How often should I update content for AI search?
At minimum, every 60 days. Pages updated within 60 days are 1.9x more likely to appear in AI citations. For competitive queries, monthly updates are better. The update doesn't need to be a full rewrite. Refresh stats, add new tools, update pricing, and add a current-year section. We updated 312 posts in one afternoon via the Webflow API. Programmatic approaches beat manual ones at scale.
What's the difference between AEO and GEO?
AEO (Answer Engine Optimization) focuses on getting your content cited in AI overviews, featured snippets, and zero-click answers. GEO (Generative Engine Optimization) focuses on being recommended in AI-generated responses like ChatGPT conversations and Perplexity answers. AEO is about answering questions. GEO is about being recommended as a solution. Both benefit from the same foundations: structured data, fresh content, and source authority.
How does ChatGPT decide which vendors to recommend?
ChatGPT evaluates source authority (Wikipedia is the #1 source at 47.9%), referring domain strength (30% weight), content freshness, structured data availability, and cross-source consistency. Critically, it also pulls from review platforms like G2 and TrustPilot. Negative reviews can surface directly in AI answers about your brand. Pages need authority, structure, recency, and positive sentiment to be cited consistently.
How does Perplexity decide which vendors to recommend?
Perplexity weighs content freshness heavily (40% weight) and pulls significantly from Reddit (46.7% of citations). Recent, well-structured content that's discussed positively in Reddit communities has the highest citation probability on Perplexity.

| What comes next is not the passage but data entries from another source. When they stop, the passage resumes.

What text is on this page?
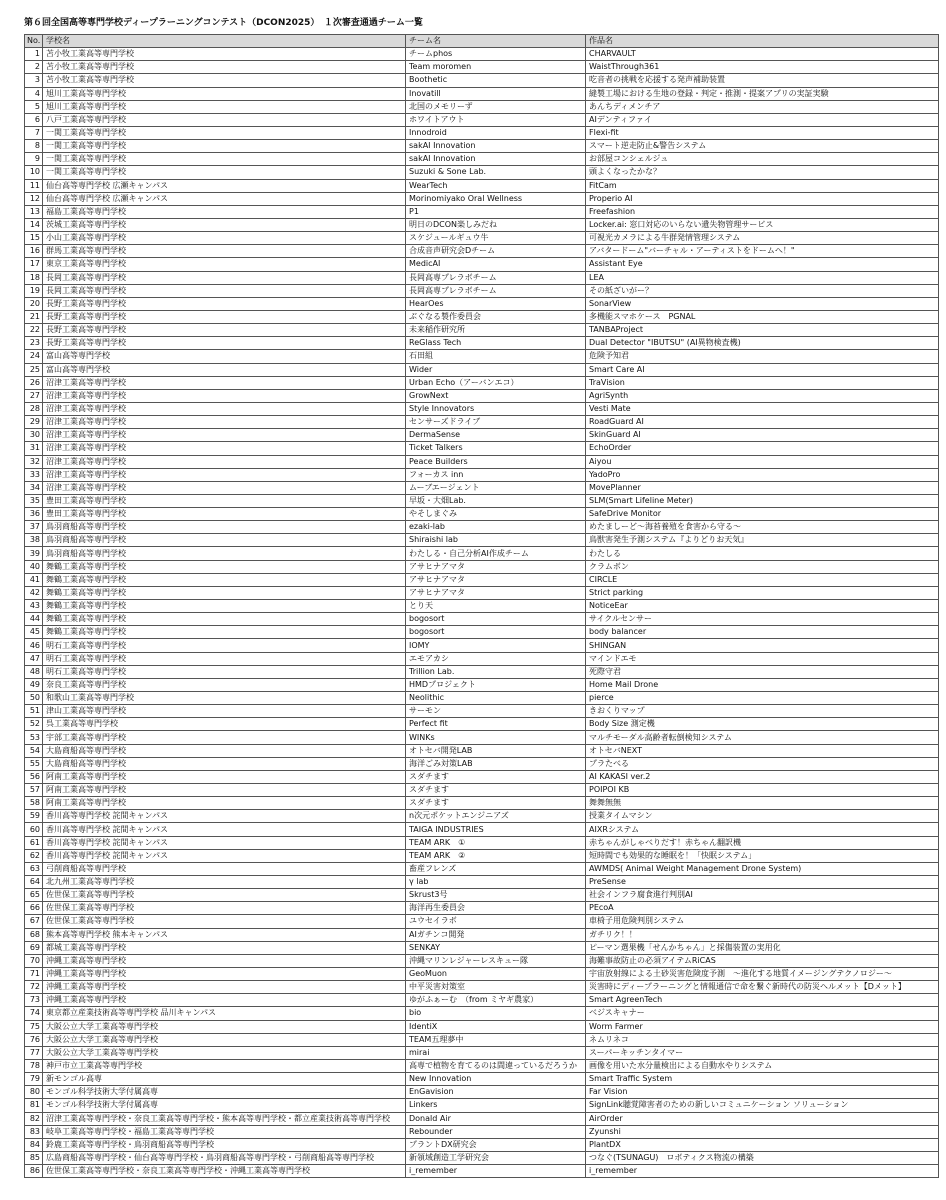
第６回全国高等専門学校ディープラーニングコンテスト（DCON2025）　１次審査通過チーム一覧
No.	学校名	チーム名	作品名
1	苫小牧工業高等専門学校	チームphos	CHARVAULT
2	苫小牧工業高等専門学校	Team moromen	WaistThrough361
3	苫小牧工業高等専門学校	Boothetic	吃音者の挑戦を応援する発声補助装置
4	旭川工業高等専門学校	Inovatill	縫製工場における生地の登録・判定・推測・提案アプリの実証実験
5	旭川工業高等専門学校	北国のメモリーず	あんちディメンチア
6	八戸工業高等専門学校	ホワイトアウト	AIデンティファイ
7	一関工業高等専門学校	Innodroid	Flexi-fit
8	一関工業高等専門学校	sakAI Innovation	スマート逆走防止&警告システム
9	一関工業高等専門学校	sakAI Innovation	お部屋コンシェルジュ
10	一関工業高等専門学校	Suzuki & Sone Lab.	頭よくなったかな？
11	仙台高等専門学校 広瀬キャンパス	WearTech	FitCam
12	仙台高等専門学校 広瀬キャンパス	Morinomiyako Oral Wellness	Properio AI
13	福島工業高等専門学校	P1	Freefashion
14	茨城工業高等専門学校	明日のDCON楽しみだね	Locker.ai: 窓口対応のいらない遺失物管理サービス
15	小山工業高等専門学校	スケジュールギュウ牛	可視光カメラによる牛群発情管理システム
16	群馬工業高等専門学校	合成音声研究会Dチーム	アバタードーム"バーチャル・アーティストをドームへ！"
17	東京工業高等専門学校	MedicAI	Assistant Eye
18	長岡工業高等専門学校	長岡高専プレラボチーム	LEA
19	長岡工業高等専門学校	長岡高専プレラボチーム	その紙ざいがー？
20	長野工業高等専門学校	HearOes	SonarView
21	長野工業高等専門学校	ぶぐなる製作委員会	多機能スマホケース　PGNAL
22	長野工業高等専門学校	未来稲作研究所	TANBAProject
23	長野工業高等専門学校	ReGlass Tech	Dual Detector "IBUTSU" (AI異物検査機)
24	富山高等専門学校	石田組	危険予知君
25	富山高等専門学校	Wider	Smart Care AI
26	沼津工業高等専門学校	Urban Echo（アーバンエコ）	TraVision
27	沼津工業高等専門学校	GrowNext	AgriSynth
28	沼津工業高等専門学校	Style Innovators	Vesti Mate
29	沼津工業高等専門学校	センサーズドライブ	RoadGuard AI
30	沼津工業高等専門学校	DermaSense	SkinGuard AI
31	沼津工業高等専門学校	Ticket Talkers	EchoOrder
32	沼津工業高等専門学校	Peace Builders	Aiyou
33	沼津工業高等専門学校	フォーカス inn	YadoPro
34	沼津工業高等専門学校	ムーブエージェント	MovePlanner
35	豊田工業高等専門学校	早坂・大畑Lab.	SLM(Smart Lifeline Meter)
36	豊田工業高等専門学校	やそしまぐみ	SafeDrive Monitor
37	鳥羽商船高等専門学校	ezaki-lab	めたましーど～海苔養殖を食害から守る～
38	鳥羽商船高等専門学校	Shiraishi lab	鳥獣害発生予測システム『よりどりお天気』
39	鳥羽商船高等専門学校	わたしる・自己分析AI作成チーム	わたしる
40	舞鶴工業高等専門学校	アサヒナアマタ	クラムボン
41	舞鶴工業高等専門学校	アサヒナアマタ	CIRCLE
42	舞鶴工業高等専門学校	アサヒナアマタ	Strict parking
43	舞鶴工業高等専門学校	とり天	NoticeEar
44	舞鶴工業高等専門学校	bogosort	サイクルセンサー
45	舞鶴工業高等専門学校	bogosort	body balancer
46	明石工業高等専門学校	IOMY	SHINGAN
47	明石工業高等専門学校	エモアカシ	マインドエモ
48	明石工業高等専門学校	Trillion Lab.	死際守君
49	奈良工業高等専門学校	HMDプロジェクト	Home Mail Drone
50	和歌山工業高等専門学校	Neolithic	pierce
51	津山工業高等専門学校	サーモン	きおくりマップ
52	呉工業高等専門学校	Perfect fit	Body Size 測定機
53	宇部工業高等専門学校	WINKs	マルチモーダル高齢者転倒検知システム
54	大島商船高等専門学校	オトセバ開発LAB	オトセバNEXT
55	大島商船高等専門学校	海洋ごみ対策LAB	プラたべる
56	阿南工業高等専門学校	スダチます	AI KAKASI ver.2
57	阿南工業高等専門学校	スダチます	POIPOI KB
58	阿南工業高等専門学校	スダチます	舞舞無無
59	香川高等専門学校 詫間キャンパス	n次元ポケットエンジニアズ	授業タイムマシン
60	香川高等専門学校 詫間キャンパス	TAIGA INDUSTRIES	AIXRシステム
61	香川高等専門学校 詫間キャンパス	TEAM ARK　①	赤ちゃんがしゃべりだす！赤ちゃん翻訳機
62	香川高等専門学校 詫間キャンパス	TEAM ARK　②	短時間でも効果的な睡眠を！「快眠システム」
63	弓削商船高等専門学校	畜産フレンズ	AWMDS( Animal Weight Management Drone System)
64	北九州工業高等専門学校	γ lab	PreSense
65	佐世保工業高等専門学校	Skrust3号	社会インフラ腐食進行判別AI
66	佐世保工業高等専門学校	海洋再生委員会	PEcoA
67	佐世保工業高等専門学校	ユウセイラボ	車椅子用危険判別システム
68	熊本高等専門学校 熊本キャンパス	AIガチンコ開発	ガチリク！！
69	都城工業高等専門学校	SENKAY	ピーマン選果機「せんかちゃん」と採傷装置の実用化
70	沖縄工業高等専門学校	沖縄マリンレジャーレスキュー隊	海難事故防止の必須アイテムRiCAS
71	沖縄工業高等専門学校	GeoMuon	宇宙放射線による土砂災害危険度予測　～進化する地質イメージングテクノロジー～
72	沖縄工業高等専門学校	中平災害対策室	災害時にディープラーニングと情報通信で命を繋ぐ新時代の防災ヘルメット【Dメット】
73	沖縄工業高等専門学校	ゆがふぁーむ　（from ミヤギ農家）	Smart AgreenTech
74	東京都立産業技術高等専門学校 品川キャンパス	bio	ベジスキャナー
75	大阪公立大学工業高等専門学校	IdentiX	Worm Farmer
76	大阪公立大学工業高等専門学校	TEAM五理夢中	ネムリネコ
77	大阪公立大学工業高等専門学校	mirai	スーパーキッチンタイマー
78	神戸市立工業高等専門学校	高専で植物を育てるのは間違っているだろうか	画像を用いた水分量検出による自動水やりシステム
79	新モンゴル高専	New Innovation	Smart Traffic System
80	モンゴル科学技術大学付属高専	EnGavision	Far Vision
81	モンゴル科学技術大学付属高専	Linkers	SignLink聴覚障害者のための新しいコミュニケーション ソリューション
82	沼津工業高等専門学校・奈良工業高等専門学校・熊本高等専門学校・都立産業技術高等専門学校	Donald Air	AirOrder
83	岐阜工業高等専門学校・福島工業高等専門学校	Rebounder	Zyunshi
84	鈴鹿工業高等専門学校・鳥羽商船高等専門学校	プラントDX研究会	PlantDX
85	広島商船高等専門学校・仙台高等専門学校・鳥羽商船高等専門学校・弓削商船高等専門学校	新領域創造工学研究会	つなぐ(TSUNAGU)　ロボティクス物流の構築
86	佐世保工業高等専門学校・奈良工業高等専門学校・沖縄工業高等専門学校	i_remember	i_remember
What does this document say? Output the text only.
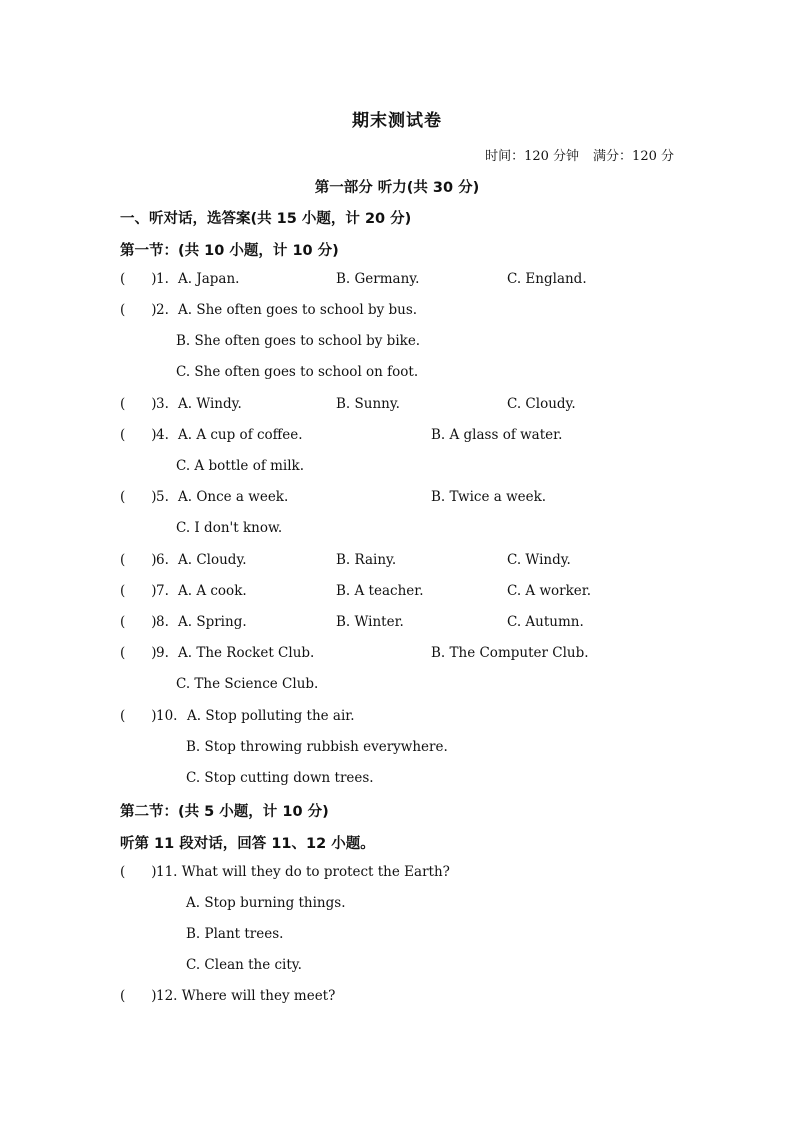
期末测试卷
时间：120 分钟 满分：120 分
第一部分 听力(共 30 分)
一、听对话，选答案(共 15 小题，计 20 分)
第一节：(共 10 小题，计 10 分)
( )1. A. Japan.	B. Germany.	C. England.
( )2. A. She often goes to school by bus.
B. She often goes to school by bike.
C. She often goes to school on foot.
( )3. A. Windy.	B. Sunny.	C. Cloudy.
( )4. A. A cup of coffee.	B. A glass of water.
C. A bottle of milk.
( )5. A. Once a week.	B. Twice a week.
C. I don't know.
( )6. A. Cloudy.	B. Rainy.	C. Windy.
( )7. A. A cook.	B. A teacher.	C. A worker.
( )8. A. Spring.	B. Winter.	C. Autumn.
( )9. A. The Rocket Club.	B. The Computer Club.
C. The Science Club.
( )10. A. Stop polluting the air.
B. Stop throwing rubbish everywhere.
C. Stop cutting down trees.
第二节：(共 5 小题，计 10 分)
听第 11 段对话，回答 11、12 小题。
( )11. What will they do to protect the Earth?
A. Stop burning things.
B. Plant trees.
C. Clean the city.
( )12. Where will they meet?
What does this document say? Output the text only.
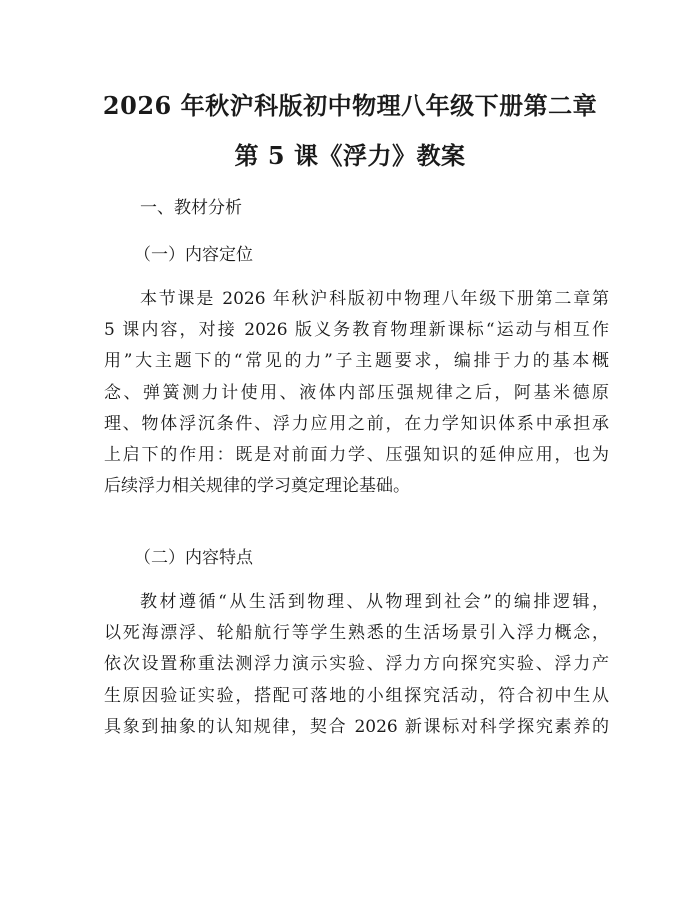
2026 年秋沪科版初中物理八年级下册第二章
第 5 课《浮力》教案
一、教材分析
（一）内容定位
本节课是 2026 年秋沪科版初中物理八年级下册第二章第
5 课内容，对接 2026 版义务教育物理新课标“运动与相互作
用”大主题下的“常见的力”子主题要求，编排于力的基本概
念、弹簧测力计使用、液体内部压强规律之后，阿基米德原
理、物体浮沉条件、浮力应用之前，在力学知识体系中承担承
上启下的作用：既是对前面力学、压强知识的延伸应用，也为
后续浮力相关规律的学习奠定理论基础。
（二）内容特点
教材遵循“从生活到物理、从物理到社会”的编排逻辑，
以死海漂浮、轮船航行等学生熟悉的生活场景引入浮力概念，
依次设置称重法测浮力演示实验、浮力方向探究实验、浮力产
生原因验证实验，搭配可落地的小组探究活动，符合初中生从
具象到抽象的认知规律，契合 2026 新课标对科学探究素养的
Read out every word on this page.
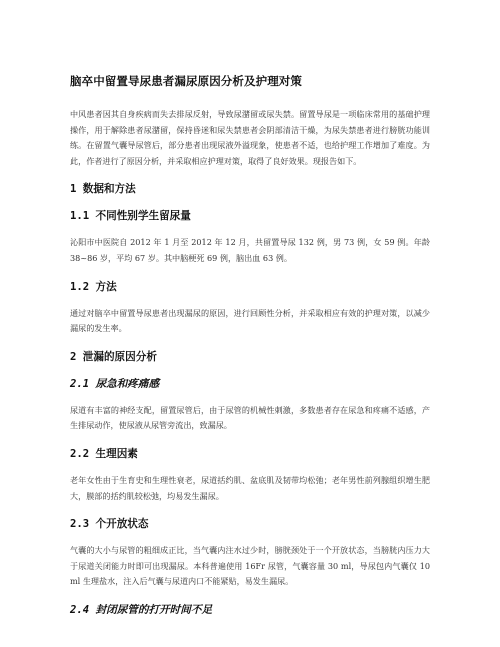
脑卒中留置导尿患者漏尿原因分析及护理对策

中风患者因其自身疾病而失去排尿反射，导致尿潴留或尿失禁。留置导尿是一项临床常用的基础护理操作，用于解除患者尿潴留，保持昏迷和尿失禁患者会阴部清洁干燥，为尿失禁患者进行膀胱功能训练。在留置气囊导尿管后，部分患者出现尿液外溢现象，使患者不适，也给护理工作增加了难度。为此，作者进行了原因分析，并采取相应护理对策，取得了良好效果。现报告如下。

1 数据和方法
1.1 不同性别学生留尿量

沁阳市中医院自 2012 年 1 月至 2012 年 12 月，共留置导尿 132 例，男 73 例，女 59 例。年龄 38~86 岁，平均 67 岁。其中脑梗死 69 例，脑出血 63 例。

1.2 方法

通过对脑卒中留置导尿患者出现漏尿的原因，进行回顾性分析，并采取相应有效的护理对策，以减少漏尿的发生率。

2 泄漏的原因分析
2.1 尿急和疼痛感

尿道有丰富的神经支配，留置尿管后，由于尿管的机械性刺激，多数患者存在尿急和疼痛不适感，产生排尿动作，使尿液从尿管旁流出，致漏尿。

2.2 生理因素

老年女性由于生育史和生理性衰老，尿道括约肌、盆底肌及韧带均松弛；老年男性前列腺组织增生肥大，膜部的括约肌较松弛，均易发生漏尿。

2.3 个开放状态

气囊的大小与尿管的粗细成正比，当气囊内注水过少时，膀胱颈处于一个开放状态，当膀胱内压力大于尿道关闭能力时即可出现漏尿。本科普遍使用 16Fr 尿管，气囊容量 30 ml，导尿包内气囊仅 10 ml 生理盐水，注入后气囊与尿道内口不能紧贴，易发生漏尿。

2.4 封闭尿管的打开时间不足
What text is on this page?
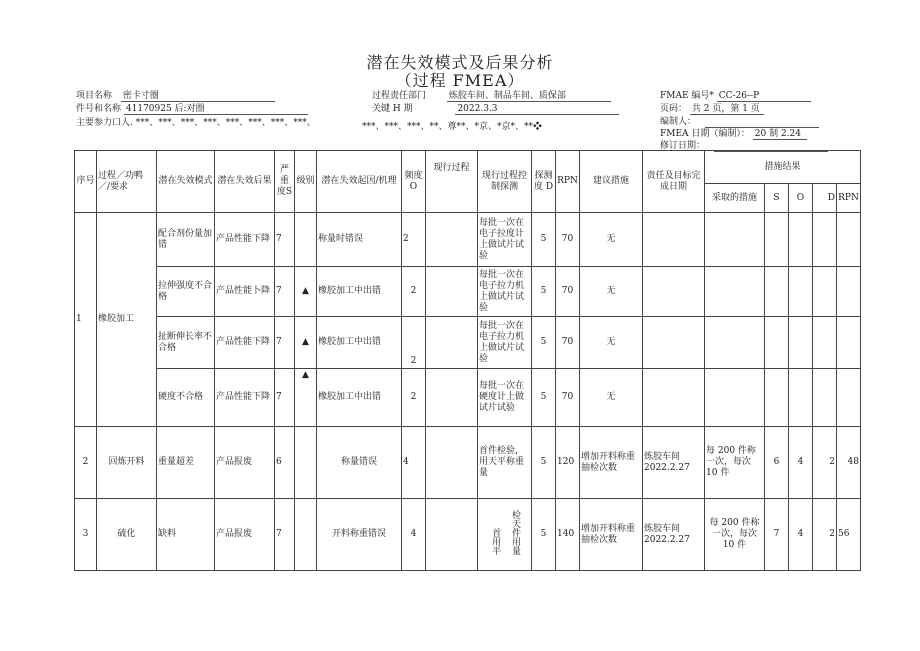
潜在失效模式及后果分析
（过程 FMEA）
项目名称 密卡寸圈
件号和名称 41170925 后:对圈
主要参力口人. ***、***、***、***、***、***、***、***、	***、***、***、**、尊**、*京、*京*、**❖
过程责任部门	炼胶车间、制品车间、质保部
关键 H 期	2022.3.3
FMAE 编号* CC-26--P
页码： 共 2 页，第 1 页
编制人：
FMEA 日期（编制）： 20 制 2.24
修订日期：
序号	过程／功鸭／/要求	潜在失效模式	潜在失效后果	严重度S	级别	潜在失效起因/机理	频度O	现行过程	现行过程控制探测	探测度 D	RPN	建议措施	责任及目标完成日期	措施结果				
														采取的措施	S	O	D	RPN
1	橡胶加工	配合剂份量加错	产品性能下降	7		称量时错误	2		每批一次在电子拉度计上做试片试验	5	70	无						
		拉伸强度不合格	产品性能卜降	7	▲	橡胶加工中出错	2		每批一次在电子拉力机上做试片试验	5	70	无						
		扯断伸长率不合格	产品性能下降	7	▲	橡胶加工中出错	2		每批一次在电子拉力机上做试片试验	5	70	无						
		硬度不合格	产品性能下降	7	▲	橡胶加工中出错	2		每批一次在硬度计上做试片试验	5	70	无						
2	回炼开料	重量超差	产品报废	6		称量错误	4		首件检验，用天平称重量	5	120	增加开料称重抽检次数	炼胶车间 2022.2.27	每 200 件称一次，每次 10 件	6	4	2	48
3	硫化	缺料	产品报废	7		开料称重错误	4		首用平 检天件用量	5	140	增加开料称重抽检次数	炼胶车间 2022.2.27	每 200 件称一次，每次 10 件	7	4	2	56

Is it worth optimizing for multiple AI search engines?
Yes. Only 11% of domains are cited by both ChatGPT and Perplexity. Each engine has different citation preferences. Optimizing for just one leaves you invisible on the others. The good news: the fundamentals (structured data, freshness, authority, reviews) help across all platforms.
What is the ROI of AI search optimization?
AI search traffic converts at 14.2% compared to 2.8% for Google organic at Warmly. That's 5x higher conversion. We went from 5% to 30% of inbound demo requests coming from AI search in just 60 days. Vercel reports that ChatGPT now drives approximately 10% of new signups, up from 1% six months ago. As AI search grows from roughly 10% to potentially 50% of B2B research traffic over the next 2-3 years, the ROI compounds.
How long does GEO take to show results?
Faster than traditional SEO. We saw Perplexity citation improvements within 2-4 weeks of our mass content update. ChatGPT results took 4-6 weeks. The key variable is how quickly the AI engines re-crawl and reindex your updated content. Fresh, structured content gets picked up faster. Revenue attribution (AI search as % of demos) shifted noticeably within 60 days.
Do negative reviews affect AI search visibility?
Yes. Negative reviews on G2, TrustPilot, and other review platforms can surface directly in AI search answers about your brand. When buyers ask AI tools about downsides of your product, the AI pulls from these review sources. Our CEO tracked a specific negative G2 review that was appearing in AI answers, spent two months resolving the underlying issue with the reviewer, and got it updated. Review management is now an AEO strategy, not just a customer success task.
Does video content help with AI search?
Yes. Video captures spots in Google AI Overviews and feeds into ChatGPT visibility. YouTube videos appear in AI Overview carousels for relevant queries, and since ChatGPT uses web search results, video content indirectly improves ChatGPT visibility too. Create video versions of top blog posts, optimize for target keywords, host on YouTube, and embed in original posts for dual visibility.